The study provides empirical safety data suggesting that immunizing adults 65 years and older with Tdap should not have negative health impacts. All adults 65 and older should receive Tdap to reduce the risk of pertussis in the elderly and people they come in contact with.
"Recent outbreaks of whooping cough and infant deaths are a reminder of how serious these infections are and that pertussis immunization is important, particularly since one of the most common sources of pertussis in infants is their relatives, including their grandparents" said Tseng. "These findings should instill additional confidence for clinicians serving older adult populations in recommending the Tdap vaccine as a safe way to reduce the risk of pertussis infections."
According to the Centers for Disease Control and Prevention, the most effective way to prevent pertussis is through immunization. Five doses of a diphtheria, tetanus, and pertussis vaccine (DTaP) are recommended for infants and children starting at two months of age. Since protection from the childhood vaccine may fade over time, a Tdap vaccine is recommended for preteens, teens, and adults. Tdap is especially important for expectant mothers and those caring for infants.
Pertussis is a highly contagious bacterial disease that causes uncontrollable, violent coughing and can be deadly in infants, especially those under two months of age who are too young to be vaccinated.
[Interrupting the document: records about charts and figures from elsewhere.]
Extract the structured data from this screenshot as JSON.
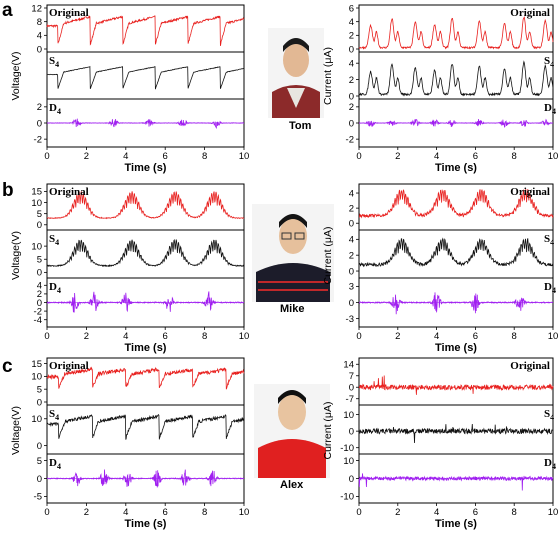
{
  "figure": {
    "panels": [
      {
        "label": "a",
        "person": "Tom"
      },
      {
        "label": "b",
        "person": "Mike"
      },
      {
        "label": "c",
        "person": "Alex"
      }
    ],
    "trace_labels": {
      "original": "Original",
      "s_main": "S",
      "d_main": "D",
      "sub": "4"
    },
    "colors": {
      "original": "#e8201e",
      "s4": "#111111",
      "d4": "#a020f0"
    }
  },
  "chart_data": [
    {
      "panel": "a",
      "side": "left",
      "type": "line",
      "xlabel": "Time (s)",
      "ylabel": "Voltage(V)",
      "xlim": [
        0,
        10
      ],
      "xticks": [
        0,
        2,
        4,
        6,
        8,
        10
      ],
      "tracks": [
        {
          "name": "Original",
          "yticks": [
            0,
            4,
            8,
            12
          ],
          "ylim": [
            0,
            12
          ],
          "period": 1.65,
          "phase": 0.55,
          "base": 7.5,
          "dip": 7,
          "jitter": 0.6
        },
        {
          "name": "S4",
          "yticks": [],
          "ylim": [
            0,
            12
          ],
          "period": 1.65,
          "phase": 0.55,
          "base": 7,
          "dip": 5.5,
          "jitter": 0.15
        },
        {
          "name": "D4",
          "yticks": [
            -2,
            0,
            2
          ],
          "ylim": [
            -2.6,
            2.6
          ],
          "bursts": [
            1.5,
            3.4,
            5.2,
            6.9,
            8.6
          ],
          "amp": 0.6
        }
      ]
    },
    {
      "panel": "a",
      "side": "right",
      "type": "line",
      "xlabel": "Time (s)",
      "ylabel": "Current (μA)",
      "xlim": [
        0,
        10
      ],
      "xticks": [
        0,
        2,
        4,
        6,
        8,
        10
      ],
      "tracks": [
        {
          "name": "Original",
          "yticks": [
            0,
            2,
            4,
            6
          ],
          "ylim": [
            0,
            6
          ],
          "peaks": [
            0.6,
            1.7,
            2.9,
            3.9,
            4.8,
            6.2,
            7.5,
            8.5,
            9.6
          ],
          "peak_h": 4.6,
          "base": 0.2
        },
        {
          "name": "S4",
          "yticks": [
            0,
            2,
            4
          ],
          "ylim": [
            0,
            5
          ],
          "peaks": [
            0.6,
            1.7,
            2.9,
            3.9,
            4.8,
            6.2,
            7.5,
            8.5,
            9.6
          ],
          "peak_h": 4.0,
          "base": 0.2
        },
        {
          "name": "D4",
          "yticks": [
            -2,
            0,
            2
          ],
          "ylim": [
            -2.6,
            2.6
          ],
          "bursts": [
            0.6,
            1.7,
            2.9,
            3.9,
            4.8,
            6.2,
            7.5,
            8.5,
            9.6
          ],
          "amp": 0.5
        }
      ]
    },
    {
      "panel": "b",
      "side": "left",
      "type": "line",
      "xlabel": "Time (s)",
      "ylabel": "Voltage(V)",
      "xlim": [
        0,
        10
      ],
      "xticks": [
        0,
        2,
        4,
        6,
        8,
        10
      ],
      "tracks": [
        {
          "name": "Original",
          "yticks": [
            0,
            5,
            10,
            15
          ],
          "ylim": [
            -1,
            17
          ],
          "bursts": [
            1.4,
            4.0,
            6.2,
            8.2
          ],
          "base": 3,
          "peak_h": 12
        },
        {
          "name": "S4",
          "yticks": [
            0,
            5,
            10
          ],
          "ylim": [
            -1,
            15
          ],
          "bursts": [
            1.4,
            4.0,
            6.2,
            8.2
          ],
          "base": 2.5,
          "peak_h": 10
        },
        {
          "name": "D4",
          "yticks": [
            -4,
            -2,
            0,
            2,
            4
          ],
          "ylim": [
            -5,
            5
          ],
          "bursts": [
            1.4,
            2.4,
            4.0,
            6.2,
            8.2
          ],
          "amp": 2.5
        }
      ]
    },
    {
      "panel": "b",
      "side": "right",
      "type": "line",
      "xlabel": "Time (s)",
      "ylabel": "Current (μA)",
      "xlim": [
        0,
        10
      ],
      "xticks": [
        0,
        2,
        4,
        6,
        8,
        10
      ],
      "tracks": [
        {
          "name": "Original",
          "yticks": [
            0,
            2,
            4
          ],
          "ylim": [
            -0.5,
            4.8
          ],
          "bursts": [
            1.9,
            4.0,
            6.0,
            8.3
          ],
          "base": 1,
          "peak_h": 3.5
        },
        {
          "name": "S4",
          "yticks": [
            0,
            2,
            4
          ],
          "ylim": [
            -0.5,
            4.8
          ],
          "bursts": [
            1.9,
            4.0,
            6.0,
            8.3
          ],
          "base": 0.8,
          "peak_h": 3.3
        },
        {
          "name": "D4",
          "yticks": [
            -3,
            0,
            3
          ],
          "ylim": [
            -4,
            4
          ],
          "bursts": [
            1.9,
            4.0,
            6.0,
            8.3
          ],
          "amp": 2.2
        }
      ]
    },
    {
      "panel": "c",
      "side": "left",
      "type": "line",
      "xlabel": "Time (s)",
      "ylabel": "Voltage(V)",
      "xlim": [
        0,
        10
      ],
      "xticks": [
        0,
        2,
        4,
        6,
        8,
        10
      ],
      "tracks": [
        {
          "name": "Original",
          "yticks": [
            0,
            5,
            10,
            15
          ],
          "ylim": [
            0,
            16
          ],
          "period": 1.7,
          "phase": 0.6,
          "base": 11,
          "dip": 6,
          "jitter": 1.5
        },
        {
          "name": "S4",
          "yticks": [
            0,
            10
          ],
          "ylim": [
            -2,
            14
          ],
          "period": 1.7,
          "phase": 0.6,
          "base": 9,
          "dip": 7,
          "jitter": 1.2
        },
        {
          "name": "D4",
          "yticks": [
            -5,
            0,
            5
          ],
          "ylim": [
            -6,
            6
          ],
          "bursts": [
            1.5,
            2.9,
            4.1,
            5.6,
            7.0,
            8.4
          ],
          "amp": 2.5
        }
      ]
    },
    {
      "panel": "c",
      "side": "right",
      "type": "line",
      "xlabel": "Time (s)",
      "ylabel": "Current (μA)",
      "xlim": [
        0,
        10
      ],
      "xticks": [
        0,
        2,
        4,
        6,
        8,
        10
      ],
      "tracks": [
        {
          "name": "Original",
          "yticks": [
            -7,
            0,
            7,
            14
          ],
          "ylim": [
            -9,
            16
          ],
          "noise": 3,
          "spikes": 10
        },
        {
          "name": "S4",
          "yticks": [
            -10,
            0,
            10
          ],
          "ylim": [
            -12,
            14
          ],
          "noise": 3,
          "spikes": 8
        },
        {
          "name": "D4",
          "yticks": [
            -10,
            0,
            10
          ],
          "ylim": [
            -12,
            12
          ],
          "noise": 2,
          "spikes": 8
        }
      ]
    }
  ]
}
In 1976, there were just over 1,000 reported cases of pertussis in the United States; by 2010, it climbed to nearly 28,000 cases - the largest number of cases reported in the U.S. since 1959 when 40,000 cases were reported. Between 2000 and 2005 there were 140 deaths resulting from pertussis in the United States.
This study is part of the Vaccine Safety Datalink (VSD) project, a collaborative effort between the CDC's Immunization Safety Office and 10 health systems including Kaiser Permanente. The VSD project was established in 1990 to monitor immunization safety and address the gaps in scientific knowledge about rare and serious events following immunization.
The research is also part of Kaiser Permanente's broader efforts to deliver transformational health research regarding the safety and effectiveness of vaccines. Earlier this year, Kaiser Permanente researchers found that the herpes zoster vaccine, also known as the shingles vaccine, is generally safe and well tolerated.. Another Kaiser Permanente study from this year found that vaccines for measles were not associated with an increased risk of febrile seizures among 4-6 year olds during the six weeks after vaccination.